It came to me the other day with a small stab of pain that our house is growing old. I realized what that implied.
I discovered that the pipes to the toilet in my bathroom were leaking, and had evidently been leaking for some time. I also discovered that the taps over my wash basin were leaking. Only a few months ago I had replaced my wife's toilet for $500 and our water heater for $600.
None of these were the original fixtures. All had been installed during some remodeling or other only a few years ago.
The plastic housing that connects the electric fan in my bathroom to the ceiling had shattered, evidently in the October earthquake, when we were abroad. Our sitter had made a small pile of the pieces on my bureau, but left no explanation in his note.
The kitchen sink had long since been replaced. We had had a new roof put on years ago, and it leaks. Both our bedroom ceilings are stained.
Reluctantly I called the Pat Connor company. Pat Connor had been our plumber since we bought the house. He is no longer living, but his company has been taken over by younger people. "We'll be there Tuesday," Jim said.
On Tuesday a new man came. "I'm John," he said. He wanted to know what the trouble was. I told him. He fixed the toilet leak in a $60 jiffy.

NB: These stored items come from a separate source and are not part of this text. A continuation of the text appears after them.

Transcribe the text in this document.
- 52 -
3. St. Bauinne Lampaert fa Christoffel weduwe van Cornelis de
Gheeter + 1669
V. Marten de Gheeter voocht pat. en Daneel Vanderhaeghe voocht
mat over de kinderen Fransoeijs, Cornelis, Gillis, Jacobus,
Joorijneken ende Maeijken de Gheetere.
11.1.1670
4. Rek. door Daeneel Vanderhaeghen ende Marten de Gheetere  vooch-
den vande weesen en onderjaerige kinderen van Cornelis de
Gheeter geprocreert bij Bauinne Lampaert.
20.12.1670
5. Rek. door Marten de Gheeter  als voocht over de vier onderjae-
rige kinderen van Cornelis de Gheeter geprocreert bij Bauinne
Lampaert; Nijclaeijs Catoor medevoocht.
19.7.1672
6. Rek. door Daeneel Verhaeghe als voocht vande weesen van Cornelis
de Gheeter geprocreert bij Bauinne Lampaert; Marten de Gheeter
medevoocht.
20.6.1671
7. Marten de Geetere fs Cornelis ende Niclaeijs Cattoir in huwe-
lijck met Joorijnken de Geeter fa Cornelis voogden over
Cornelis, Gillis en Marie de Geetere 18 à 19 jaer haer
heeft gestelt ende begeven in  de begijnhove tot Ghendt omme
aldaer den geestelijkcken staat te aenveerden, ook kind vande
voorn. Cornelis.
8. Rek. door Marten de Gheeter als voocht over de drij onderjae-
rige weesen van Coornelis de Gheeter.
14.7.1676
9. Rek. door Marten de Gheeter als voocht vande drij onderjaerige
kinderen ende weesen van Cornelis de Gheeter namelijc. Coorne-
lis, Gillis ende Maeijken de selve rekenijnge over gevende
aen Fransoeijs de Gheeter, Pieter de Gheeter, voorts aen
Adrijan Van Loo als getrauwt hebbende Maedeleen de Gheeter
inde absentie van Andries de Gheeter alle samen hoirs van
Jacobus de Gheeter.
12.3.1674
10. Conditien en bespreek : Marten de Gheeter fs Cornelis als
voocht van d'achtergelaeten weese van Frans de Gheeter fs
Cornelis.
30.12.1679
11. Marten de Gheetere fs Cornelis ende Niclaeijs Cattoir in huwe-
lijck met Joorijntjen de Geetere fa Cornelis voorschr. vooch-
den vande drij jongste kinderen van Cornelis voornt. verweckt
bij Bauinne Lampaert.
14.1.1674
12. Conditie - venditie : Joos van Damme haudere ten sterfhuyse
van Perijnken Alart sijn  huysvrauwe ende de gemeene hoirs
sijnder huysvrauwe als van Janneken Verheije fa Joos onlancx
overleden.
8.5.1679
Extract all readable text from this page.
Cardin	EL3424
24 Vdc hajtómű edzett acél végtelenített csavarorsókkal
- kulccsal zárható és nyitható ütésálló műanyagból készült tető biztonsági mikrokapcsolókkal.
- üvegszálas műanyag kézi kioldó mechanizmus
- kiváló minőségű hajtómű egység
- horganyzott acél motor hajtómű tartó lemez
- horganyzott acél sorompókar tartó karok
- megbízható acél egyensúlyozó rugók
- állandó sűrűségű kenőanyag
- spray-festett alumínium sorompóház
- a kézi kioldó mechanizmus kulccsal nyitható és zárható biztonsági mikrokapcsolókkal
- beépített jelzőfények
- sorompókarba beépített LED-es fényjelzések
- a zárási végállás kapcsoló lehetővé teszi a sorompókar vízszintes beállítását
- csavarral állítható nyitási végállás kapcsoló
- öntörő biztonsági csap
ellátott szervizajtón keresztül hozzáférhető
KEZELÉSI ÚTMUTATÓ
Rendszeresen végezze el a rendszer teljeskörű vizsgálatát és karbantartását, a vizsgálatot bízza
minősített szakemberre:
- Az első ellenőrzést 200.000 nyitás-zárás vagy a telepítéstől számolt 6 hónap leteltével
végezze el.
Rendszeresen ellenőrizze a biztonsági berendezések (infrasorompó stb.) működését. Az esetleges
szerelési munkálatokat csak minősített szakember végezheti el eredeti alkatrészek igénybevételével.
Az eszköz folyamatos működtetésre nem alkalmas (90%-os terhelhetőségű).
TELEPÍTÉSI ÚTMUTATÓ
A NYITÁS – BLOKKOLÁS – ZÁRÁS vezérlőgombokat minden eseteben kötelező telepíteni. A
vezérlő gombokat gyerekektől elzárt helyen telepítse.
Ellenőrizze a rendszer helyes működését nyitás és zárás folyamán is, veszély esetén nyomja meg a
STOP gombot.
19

"It's OK now," he said, "but sooner or later you're going to have to go to copper."
"What do you mean," I said uneasily, " 'go to copper'?"
"How old's your house?"
I thought back. We had bought it in 1950. It was merely a frame of 2x4s. I had seen an ad in the paper. New two-bedroom houses on the GI Bill. The location was Mt. Washington. I had lived in the neighborhood when I was a boy, but I had forgotten the name.
I found it on the map. We drove up the hill and found a row of houses being framed in near the top. I liked the location. We favored the first house, on the corner. The foreman sent us down the hill to a real estate office on York Boulevard. I bought ice cream cones for my wife and our two small boys to eat while they waited in the car.
To my surprise, I found that the price was only $8,425, and only about $150 down. All I needed to tie it up was $25. I didn't have $25 in the bank. It was Saturday. I wrote a check and borrowed the money before Monday.
The house was ours.
Over the years we have almost doubled it in size, adding a garage and a swimming pool and buying an acre of canyon in the back.
"Our house is 38 years old," I told the plumber incredulously.
"What I thought," he said. "You've got galvanized iron plumbing and it's about to go. Going to cause a lot of trouble. You ought to put in copper all around."
"You mean everywhere," I asked, " . . . underneath?"
He rocked the toilet back and forth. "See?" he said. "Your plywood, under the linoleum, is already gone. Rotted out. Sooner or later you'll have to replace it. You got a nice house here. You ought to take care of it."
I wondered how much copper would cost. He said it shouldn't run more than than $2,500 to $3,500. I told him I'd think it over. He installed a fancy new single-faucet tap over the wash basin for about $200.
I have called a linoleum man and asked him to put in a new sub floor and new linoleum. I am going to replace the ceiling fan. Get the roof fixed. Maybe go to copper, too. I hate to spend all that money. I am a great believer in the maxim, "If it ain't broke, don't fix it." But I don't want to be my own slumlord.
It has been a good house. It has served us well. And at today's prices it's worth a lot more money than we've put into it. I might as well provide for its future.
After all, I had my own pipes replaced a few years ago. If a thing's worth living in, it's worth caring for.
All the same, I feel something like the man who planted a lime tree knowing he'd never see it bear fruit.